Crawford salió de la funeraria y miró a ambos lados de la calle en busca de Jeff, que le aguardaba con el coche. Vio en cambio a Clarice Starling, aguardando bajo la marquesina, vestida con un traje de chaqueta oscuro, real a la luz del día.
—Déjeme ir —le dijo ella. Crawford acababa de elegir el ataúd de su mujer y en una bolsa de papel llevaba un par de zapatos de ésta que había traído por equivocación—. Perdone —añadió Starling—. No hubiese venido ahora si hubiera habido otro momento. Déjeme ir.
Crawford hundió las manos en los bolsillos y giró el cuello hasta que el de la camisa crujió. Tenía los ojos brillantes, tal vez peligrosos.
—¿Que la deje ir adónde?
—Usted me envió a Memphis para que me familiarizase con el entorno de Catherine Martin; déjeme ir a casa de las demás.
»Lo único que nos queda es averiguar cómo las secuestra.

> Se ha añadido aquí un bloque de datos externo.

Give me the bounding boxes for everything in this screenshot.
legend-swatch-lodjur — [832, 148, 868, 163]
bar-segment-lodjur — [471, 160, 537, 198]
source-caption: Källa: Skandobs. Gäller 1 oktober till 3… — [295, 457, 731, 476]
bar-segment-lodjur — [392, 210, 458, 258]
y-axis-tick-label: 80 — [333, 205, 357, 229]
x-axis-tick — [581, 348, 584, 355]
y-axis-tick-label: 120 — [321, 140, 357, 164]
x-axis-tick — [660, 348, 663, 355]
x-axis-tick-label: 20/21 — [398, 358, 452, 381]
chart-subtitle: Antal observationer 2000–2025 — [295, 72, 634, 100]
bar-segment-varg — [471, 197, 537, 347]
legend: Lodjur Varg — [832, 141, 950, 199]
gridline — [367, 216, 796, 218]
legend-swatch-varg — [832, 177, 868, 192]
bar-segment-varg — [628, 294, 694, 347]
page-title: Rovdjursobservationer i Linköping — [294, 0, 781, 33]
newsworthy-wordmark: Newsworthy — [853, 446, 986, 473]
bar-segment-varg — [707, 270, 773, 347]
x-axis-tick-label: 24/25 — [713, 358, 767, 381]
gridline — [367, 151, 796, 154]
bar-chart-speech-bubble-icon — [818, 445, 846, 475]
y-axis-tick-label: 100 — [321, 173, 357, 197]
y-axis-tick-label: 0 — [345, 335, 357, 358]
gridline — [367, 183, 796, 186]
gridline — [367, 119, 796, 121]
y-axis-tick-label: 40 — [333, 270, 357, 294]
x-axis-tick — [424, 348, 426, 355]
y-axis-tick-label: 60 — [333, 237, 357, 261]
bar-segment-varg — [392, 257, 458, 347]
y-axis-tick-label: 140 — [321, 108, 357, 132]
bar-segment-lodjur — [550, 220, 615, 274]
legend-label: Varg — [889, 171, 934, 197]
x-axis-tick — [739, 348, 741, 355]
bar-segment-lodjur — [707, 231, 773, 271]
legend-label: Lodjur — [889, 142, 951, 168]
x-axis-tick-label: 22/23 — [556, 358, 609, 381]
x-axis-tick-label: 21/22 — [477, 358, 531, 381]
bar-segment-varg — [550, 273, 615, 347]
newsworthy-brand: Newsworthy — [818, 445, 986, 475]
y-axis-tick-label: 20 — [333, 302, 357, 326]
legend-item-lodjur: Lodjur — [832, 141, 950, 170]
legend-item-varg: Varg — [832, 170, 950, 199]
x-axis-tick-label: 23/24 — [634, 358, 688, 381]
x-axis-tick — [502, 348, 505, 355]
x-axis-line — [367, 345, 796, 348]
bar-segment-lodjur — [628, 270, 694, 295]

Cómo las descubre, cómo las elige. Tengo tanta capacidad como cualquier otro de sus investigadores; para ciertas cosas, sirvo incluso más. Todas las víctimas son mujeres, y no hay ninguna mujer trabajando en este caso. Yo entro en la habitación de una mujer y veo el triple de cosas más que un hombre, y usted lo sabe. Déjeme ir.
—¿Está dispuesta a aceptar que la obliguen a repetir?
—Sí.
—Le va a costar seis meses de retraso, seguramente.
Ella no contestó. Crawford golpeó la hierba con la punta del zapato. Alzó la vista y la miró, advirtiendo la amplia inmensidad, como la de una pradera, que tenía su mirada. La muchacha tenía fortaleza como Bella.
—¿Por cuál empezaría? —le preguntó Crawford.
—Por la primera. Fredrica Bimmel, de Belvedere, Ohio.
—¿No por Kimberly Emberg, la que usted vio?
—Él no empezó con ella. —¿Mencionar a Lecter? No. Ya vería la pantalla.
—Emberg sería la opción emocional, ¿no es cierto, Starling? Los gastos del viaje le serán reembolsados. ¿Tiene dinero?
Los bancos no abrirían hasta dentro de una hora.
—Me queda algo en la cuenta de la Visa.
Crawford metió las manos en los bolsillos. Le dio trescientos dólares en metálico y un cheque al portador.
—Vaya usted, Starling. Pero sólo a la primera. Envíe un informe a la centralita. Y llámeme.
Ella levantó la mano a modo de despedida. No le tocó ni la cara ni la mano, no parecía haber lugar para el contacto físico, y dándose media vuelta echó a correr hacia el Pinto.
Cuando ella ya arrancaba, Crawford se dio unas pocas palmadas en los bolsillos. Le había dado hasta el último centavo que tenía en su poder.
—La pequeña necesita un par de zapatos nuevos —dijo en voz alta—. Mi pequeña ya no necesita zapatos.
Estaba llorando a lágrima viva en medio de la acera, todo un jefe de sección del FBI, qué absurdo.
Jeff, desde el coche, vio que le brillaban las mejillas, y se metió marcha atrás en un callejón para que Crawford no le viera. Jeff salió del coche. Encendió un cigarrillo y se puso a fumar con furia. Su regalo para Crawford consistiría en entretenerse hasta que el jefe hubiese enjugado las lágrimas, se hubiese puesto de malhumor y tuviese motivos sobrados para meterle una bronca.